Standing outside the starvation bunker, I thought to myself that maybe Father Kolbe had conducted a certain experiment without ever having intended to.  He proved that humans somehow can survive for fourteen full days without a drop of water.  During that period, cruel temptations must have occurred to him.  He had no water or food.   At some point during those fourteen days, they must have carried out executions by firing squad just outside the gloomy underground bunker.  How Father Kolbe must have envied those whose sufferings were ended quickly by a bullet.

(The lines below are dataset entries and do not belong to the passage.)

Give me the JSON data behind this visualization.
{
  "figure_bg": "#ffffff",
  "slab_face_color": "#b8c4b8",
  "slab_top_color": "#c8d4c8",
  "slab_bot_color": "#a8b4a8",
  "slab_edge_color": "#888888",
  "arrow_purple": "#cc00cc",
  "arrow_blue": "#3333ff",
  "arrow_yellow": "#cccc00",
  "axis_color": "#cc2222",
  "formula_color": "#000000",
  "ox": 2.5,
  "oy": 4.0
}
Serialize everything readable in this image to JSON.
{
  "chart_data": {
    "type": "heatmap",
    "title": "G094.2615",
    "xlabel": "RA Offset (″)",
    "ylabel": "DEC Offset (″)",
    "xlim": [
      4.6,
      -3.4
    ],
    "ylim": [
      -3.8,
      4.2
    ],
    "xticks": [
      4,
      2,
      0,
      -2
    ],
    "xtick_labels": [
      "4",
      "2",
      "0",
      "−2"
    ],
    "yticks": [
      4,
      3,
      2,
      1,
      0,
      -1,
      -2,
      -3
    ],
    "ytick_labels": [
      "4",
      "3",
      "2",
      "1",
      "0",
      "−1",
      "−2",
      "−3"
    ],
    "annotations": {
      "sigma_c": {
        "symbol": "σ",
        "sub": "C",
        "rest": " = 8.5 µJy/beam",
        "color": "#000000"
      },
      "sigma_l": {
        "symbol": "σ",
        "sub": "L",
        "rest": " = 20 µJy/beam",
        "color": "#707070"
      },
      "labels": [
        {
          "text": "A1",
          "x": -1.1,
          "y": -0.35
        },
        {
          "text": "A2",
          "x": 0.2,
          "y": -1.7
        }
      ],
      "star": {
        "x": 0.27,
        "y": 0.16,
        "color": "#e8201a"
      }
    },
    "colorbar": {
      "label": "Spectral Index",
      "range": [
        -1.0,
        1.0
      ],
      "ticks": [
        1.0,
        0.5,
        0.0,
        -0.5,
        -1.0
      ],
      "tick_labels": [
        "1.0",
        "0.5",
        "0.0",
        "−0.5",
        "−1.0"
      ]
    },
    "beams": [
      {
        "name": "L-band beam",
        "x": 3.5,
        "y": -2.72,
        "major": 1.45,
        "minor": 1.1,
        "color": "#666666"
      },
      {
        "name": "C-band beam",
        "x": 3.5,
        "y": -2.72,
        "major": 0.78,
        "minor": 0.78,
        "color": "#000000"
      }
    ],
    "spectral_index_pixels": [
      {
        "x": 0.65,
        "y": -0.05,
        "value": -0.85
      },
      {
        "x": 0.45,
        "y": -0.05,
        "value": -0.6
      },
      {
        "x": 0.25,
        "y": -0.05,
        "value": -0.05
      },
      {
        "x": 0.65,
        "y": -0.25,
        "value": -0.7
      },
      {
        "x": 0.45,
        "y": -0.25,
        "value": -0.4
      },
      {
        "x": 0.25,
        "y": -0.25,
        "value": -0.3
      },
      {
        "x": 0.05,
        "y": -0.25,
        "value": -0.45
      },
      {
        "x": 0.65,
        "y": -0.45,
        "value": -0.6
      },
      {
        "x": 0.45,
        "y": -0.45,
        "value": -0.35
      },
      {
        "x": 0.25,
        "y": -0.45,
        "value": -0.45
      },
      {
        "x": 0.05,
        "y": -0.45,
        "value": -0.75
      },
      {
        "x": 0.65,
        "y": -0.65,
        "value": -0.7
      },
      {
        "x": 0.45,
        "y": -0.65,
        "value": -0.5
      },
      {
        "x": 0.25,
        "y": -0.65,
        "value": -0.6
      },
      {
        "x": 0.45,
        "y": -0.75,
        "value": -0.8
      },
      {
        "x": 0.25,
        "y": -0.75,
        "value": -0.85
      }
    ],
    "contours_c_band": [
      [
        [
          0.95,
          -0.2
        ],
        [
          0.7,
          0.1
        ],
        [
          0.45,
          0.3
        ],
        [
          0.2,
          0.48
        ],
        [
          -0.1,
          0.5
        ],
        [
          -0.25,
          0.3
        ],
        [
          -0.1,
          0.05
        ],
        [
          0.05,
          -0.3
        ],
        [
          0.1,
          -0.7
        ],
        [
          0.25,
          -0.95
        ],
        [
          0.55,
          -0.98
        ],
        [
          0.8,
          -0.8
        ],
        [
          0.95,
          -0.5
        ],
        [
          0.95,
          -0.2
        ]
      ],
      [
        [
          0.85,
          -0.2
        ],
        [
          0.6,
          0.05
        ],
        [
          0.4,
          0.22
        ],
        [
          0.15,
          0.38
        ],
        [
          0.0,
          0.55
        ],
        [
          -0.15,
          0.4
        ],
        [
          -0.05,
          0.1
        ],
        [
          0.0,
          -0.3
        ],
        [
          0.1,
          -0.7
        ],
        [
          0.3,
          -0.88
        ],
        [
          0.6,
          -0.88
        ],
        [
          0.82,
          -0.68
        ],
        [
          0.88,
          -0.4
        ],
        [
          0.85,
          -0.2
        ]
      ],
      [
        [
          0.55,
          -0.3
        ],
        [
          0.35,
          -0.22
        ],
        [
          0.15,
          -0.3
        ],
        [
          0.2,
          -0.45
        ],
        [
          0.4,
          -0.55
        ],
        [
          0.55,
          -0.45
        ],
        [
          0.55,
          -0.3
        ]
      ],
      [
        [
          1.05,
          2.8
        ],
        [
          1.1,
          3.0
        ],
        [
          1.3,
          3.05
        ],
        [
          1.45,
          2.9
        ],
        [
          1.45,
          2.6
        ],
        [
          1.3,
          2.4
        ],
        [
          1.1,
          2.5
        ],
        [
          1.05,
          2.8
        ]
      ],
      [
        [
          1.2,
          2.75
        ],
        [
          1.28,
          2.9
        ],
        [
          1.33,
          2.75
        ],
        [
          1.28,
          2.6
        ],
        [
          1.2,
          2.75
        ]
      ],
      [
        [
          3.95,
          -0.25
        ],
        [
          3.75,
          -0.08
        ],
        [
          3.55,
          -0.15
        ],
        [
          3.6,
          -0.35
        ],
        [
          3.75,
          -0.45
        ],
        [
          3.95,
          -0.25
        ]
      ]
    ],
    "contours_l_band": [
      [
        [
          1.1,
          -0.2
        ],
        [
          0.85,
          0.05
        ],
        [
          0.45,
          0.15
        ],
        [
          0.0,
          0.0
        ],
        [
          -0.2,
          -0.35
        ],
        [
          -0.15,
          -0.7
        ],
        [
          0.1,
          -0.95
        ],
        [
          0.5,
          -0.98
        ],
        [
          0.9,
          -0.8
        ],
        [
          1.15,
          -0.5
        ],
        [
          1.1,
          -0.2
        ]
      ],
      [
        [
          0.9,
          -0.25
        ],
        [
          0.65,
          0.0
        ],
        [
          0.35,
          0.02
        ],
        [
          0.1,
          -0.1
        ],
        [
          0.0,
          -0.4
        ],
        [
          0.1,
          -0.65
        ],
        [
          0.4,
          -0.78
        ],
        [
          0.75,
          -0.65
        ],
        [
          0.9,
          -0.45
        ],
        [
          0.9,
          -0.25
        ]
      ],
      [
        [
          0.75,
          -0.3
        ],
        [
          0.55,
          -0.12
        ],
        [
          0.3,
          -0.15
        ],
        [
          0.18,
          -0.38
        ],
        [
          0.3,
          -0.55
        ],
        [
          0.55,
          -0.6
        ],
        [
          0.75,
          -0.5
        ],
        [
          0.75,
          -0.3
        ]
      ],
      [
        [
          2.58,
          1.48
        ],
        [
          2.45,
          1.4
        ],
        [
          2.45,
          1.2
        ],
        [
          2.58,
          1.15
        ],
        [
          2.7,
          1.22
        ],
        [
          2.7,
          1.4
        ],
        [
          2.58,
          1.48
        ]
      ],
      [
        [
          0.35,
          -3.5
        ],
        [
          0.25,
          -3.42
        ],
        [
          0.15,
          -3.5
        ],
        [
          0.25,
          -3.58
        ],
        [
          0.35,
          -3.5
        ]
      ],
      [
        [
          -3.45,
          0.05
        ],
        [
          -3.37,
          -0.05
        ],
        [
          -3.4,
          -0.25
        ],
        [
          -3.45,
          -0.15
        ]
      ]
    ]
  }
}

Pushed along by the wave of people, I exited the building.  I felt completely numb to the bottom of my heart and merely followed wherever Friar B led me.  When I regained my senses, I noticed a small plaza.  I was told it was where Rudolf Höss, the designer and commandant of Auschwitz, was hung.  Right behind it there was a crematorium positioned as if it were half-hidden.  I followed the crowd down the steps.  When I stood in this space that was like a huge, underground cavern, I found I no longer had even the strength to feel afraid—this in spite of the fact that with my phobia, the gas room was what I had greatly dreaded.  I simply stood there in the middle of that room.  What I was afraid of was touching that wall that so many people, deceived into believing that they would be showering and then locked into the room, gassed with Zyklon B, and just before they died of asphyxiation, clawed at in their last moments of anguish.

But much to my surprise when I saw the two ovens next door, I felt relieved.  This came from my recognition that by the time they were brought here, those people had already been released from their sufferings.  I had already made up my mind not to feel sad over such things as how Father Kolbe’s ashes were scattered all over the place.  But when I saw the flowers placed in front of an open cauldron that looked kind of like a strongbox, I said to myself, yes—this is actually a happy place . . .

At that moment, I was sure of only one thing.  I didn’t want to say another word.  I realized that something deep within me, something I had long cherished and believed in, had been smashed to pieces.   Could it be true that everything I had believed about mankind until now was all an illusion?

Crestfallen, I left the crematorium.  I saw a light in the distance, but around me all was night.